Masses were believed to be the best way of relieving suffering souls. "Good work also helped so they paid for the building and decoration of churches, making gifts of jewels, money, missals, vestments, plate, cattle, crops and other goods. The well-to-do sometimes endowed a chantry, which could be a chapel or altar in the pariish church or a seperate building like the one at Windleshaw, off Hard Lane".
Ancient records show that because of concern with the afterlife, there had been an increase in vocations producing a surplus of priests. These sought positions as chaplains or chantry priests, but the sum of £4.16 shillings that Sir Thomas paid his 'annualer' was by no means niggardly. For Kevin has discovered that arround this time, the yeoman father of Bishop Latimer could rent, for £3 or £4 a year, a farm with grazing for a hundred sheep and 30 cows plus tillage for six men. In those times, many liked to attend daily Mass and though there were chapels-of-ease, like that of St Elyn, around which the present town grew, a chantry of their own enabled local labourers to attend 'morrow Mass' at dawn, when they began their day's work.
Though the Windleshaw chantry was small it would have been adequate. For the population of England was only about three million - a twentieth of its present size. IIt originally measured 50ft by 14ft, the tower being 36ft high and 12ft square.

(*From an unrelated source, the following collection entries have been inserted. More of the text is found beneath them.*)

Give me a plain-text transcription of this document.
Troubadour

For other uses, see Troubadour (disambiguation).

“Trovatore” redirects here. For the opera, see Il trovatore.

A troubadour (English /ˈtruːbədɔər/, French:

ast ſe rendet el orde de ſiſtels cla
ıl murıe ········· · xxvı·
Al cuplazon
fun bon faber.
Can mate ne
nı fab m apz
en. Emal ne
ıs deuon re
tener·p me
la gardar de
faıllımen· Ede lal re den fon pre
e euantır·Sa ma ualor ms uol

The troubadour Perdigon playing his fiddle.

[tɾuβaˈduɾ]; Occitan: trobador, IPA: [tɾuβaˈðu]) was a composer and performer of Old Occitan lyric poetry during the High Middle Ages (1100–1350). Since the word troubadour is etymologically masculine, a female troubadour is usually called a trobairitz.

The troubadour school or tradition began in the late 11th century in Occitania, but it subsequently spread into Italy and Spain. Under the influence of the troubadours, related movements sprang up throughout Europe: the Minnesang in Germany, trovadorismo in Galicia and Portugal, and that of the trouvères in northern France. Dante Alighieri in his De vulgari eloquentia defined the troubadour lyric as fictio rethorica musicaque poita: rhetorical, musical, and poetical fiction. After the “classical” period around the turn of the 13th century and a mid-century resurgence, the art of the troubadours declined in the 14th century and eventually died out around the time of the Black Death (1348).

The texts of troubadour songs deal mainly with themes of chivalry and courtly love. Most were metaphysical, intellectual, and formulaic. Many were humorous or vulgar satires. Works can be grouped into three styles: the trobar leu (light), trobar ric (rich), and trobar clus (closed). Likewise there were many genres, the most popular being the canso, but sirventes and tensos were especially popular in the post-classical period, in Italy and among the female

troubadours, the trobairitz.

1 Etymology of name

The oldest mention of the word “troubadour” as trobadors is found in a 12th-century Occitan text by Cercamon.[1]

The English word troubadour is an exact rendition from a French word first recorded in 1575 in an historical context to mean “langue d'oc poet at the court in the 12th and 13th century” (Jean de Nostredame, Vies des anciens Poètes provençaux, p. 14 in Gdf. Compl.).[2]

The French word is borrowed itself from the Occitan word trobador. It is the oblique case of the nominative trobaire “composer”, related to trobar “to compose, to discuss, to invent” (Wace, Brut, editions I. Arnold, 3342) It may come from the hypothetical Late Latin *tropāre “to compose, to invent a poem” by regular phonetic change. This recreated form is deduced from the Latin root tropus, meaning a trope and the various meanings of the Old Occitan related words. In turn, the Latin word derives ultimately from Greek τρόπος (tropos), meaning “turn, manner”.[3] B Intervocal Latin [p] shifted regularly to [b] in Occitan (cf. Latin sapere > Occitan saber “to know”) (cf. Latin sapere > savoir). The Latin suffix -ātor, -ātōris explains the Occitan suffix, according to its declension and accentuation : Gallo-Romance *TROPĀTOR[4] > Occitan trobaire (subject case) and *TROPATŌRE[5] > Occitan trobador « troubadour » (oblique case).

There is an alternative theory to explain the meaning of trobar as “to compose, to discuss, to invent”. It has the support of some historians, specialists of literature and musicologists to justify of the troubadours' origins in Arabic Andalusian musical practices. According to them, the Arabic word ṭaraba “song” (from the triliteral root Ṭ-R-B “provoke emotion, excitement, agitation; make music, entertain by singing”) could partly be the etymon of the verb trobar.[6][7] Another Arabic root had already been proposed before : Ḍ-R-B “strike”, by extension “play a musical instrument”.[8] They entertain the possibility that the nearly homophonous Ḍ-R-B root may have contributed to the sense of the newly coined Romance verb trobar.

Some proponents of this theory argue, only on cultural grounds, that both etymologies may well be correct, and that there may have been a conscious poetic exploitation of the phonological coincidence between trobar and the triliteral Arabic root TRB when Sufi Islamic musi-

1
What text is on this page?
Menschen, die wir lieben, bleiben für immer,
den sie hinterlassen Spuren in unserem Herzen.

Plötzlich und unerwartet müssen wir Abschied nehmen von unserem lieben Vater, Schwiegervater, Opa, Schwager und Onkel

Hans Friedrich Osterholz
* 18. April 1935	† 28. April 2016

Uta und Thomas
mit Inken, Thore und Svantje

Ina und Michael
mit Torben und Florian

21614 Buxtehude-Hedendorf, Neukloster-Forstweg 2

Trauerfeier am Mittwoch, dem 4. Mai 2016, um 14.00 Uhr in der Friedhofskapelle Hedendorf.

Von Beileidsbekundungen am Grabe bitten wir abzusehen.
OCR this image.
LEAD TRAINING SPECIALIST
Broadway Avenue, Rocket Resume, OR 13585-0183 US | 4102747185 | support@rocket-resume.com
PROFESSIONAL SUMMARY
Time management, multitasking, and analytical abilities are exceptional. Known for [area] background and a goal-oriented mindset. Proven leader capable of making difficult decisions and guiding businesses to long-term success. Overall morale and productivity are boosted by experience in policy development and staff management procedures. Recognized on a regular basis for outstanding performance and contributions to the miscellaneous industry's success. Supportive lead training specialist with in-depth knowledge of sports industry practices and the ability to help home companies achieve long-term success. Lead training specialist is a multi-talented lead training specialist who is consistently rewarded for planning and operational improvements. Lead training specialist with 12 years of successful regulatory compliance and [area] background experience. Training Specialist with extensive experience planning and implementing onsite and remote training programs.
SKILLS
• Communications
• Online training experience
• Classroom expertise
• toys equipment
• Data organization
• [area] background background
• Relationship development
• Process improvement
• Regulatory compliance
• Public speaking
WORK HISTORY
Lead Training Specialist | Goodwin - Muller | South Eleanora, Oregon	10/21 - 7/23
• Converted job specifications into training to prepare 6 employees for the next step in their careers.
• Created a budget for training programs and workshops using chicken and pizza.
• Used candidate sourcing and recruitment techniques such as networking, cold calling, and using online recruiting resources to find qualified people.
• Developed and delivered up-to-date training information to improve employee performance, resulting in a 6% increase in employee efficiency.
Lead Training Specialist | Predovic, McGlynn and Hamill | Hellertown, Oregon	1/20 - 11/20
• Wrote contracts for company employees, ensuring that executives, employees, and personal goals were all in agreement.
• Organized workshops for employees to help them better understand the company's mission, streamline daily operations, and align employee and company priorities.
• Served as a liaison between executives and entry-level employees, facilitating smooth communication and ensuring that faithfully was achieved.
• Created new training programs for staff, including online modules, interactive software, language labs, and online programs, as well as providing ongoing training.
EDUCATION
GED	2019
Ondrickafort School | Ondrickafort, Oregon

And what tales of change and conflict that ruin of yellow sandstone, quarried locally, could tell! The chantry useful life was cut short when the youthful Edward VI came to the Throne and the Protestant Reformation got underway, with monasteries dissolved.
Its closure was ordered under the Chantries Act of 1447 when the last incumbent was a Richard Frosham. Sir Thomas Gerard - descendant of the founder - pleaded in vain for exemption
When Edward's sister, the Catholic Queen Mary, came to the throne six years later, there was a brief respite and Sir Tomas was made High Sheriff of Lancashire
But his fortunes changed under Elizabeth and he was imprisoned in the Tower, charged with plotting to replace Elizabeth with Mary Queen of Scots.
Sir Thomas's son the Jesuit John Gerard also went to the Tower, having the dinstinction of being one of the few to escape from it. Despite having been tortured on the rack, he managed to climb down a rope from Cradle Tower to Tower Wharf and get away by boat. His life thereafter was full of adventures in hiding-holes and hairbreadth escapes.
From the early 1700's land around the chantry became a burial place for Catholics denied burial elsewhere. Many of the interments took place in secret at night.
Kevin adds: "It is believed that Windleshaw chantry was partly demolished in 1644 at the time of the Civil War, when Lathom House nine miles away, was under siege by 3,000 troops under Cromwell's General Faifax.".
Before the Windle estate passed out of the family's hands in the early 1900's, Dean Austin Powell of Birchley persuaded Laord Gerard to donate land as a site for a new school and church.
Opened in 1911, the church was like the chantry, dedicated to St Thomas of Canterbury.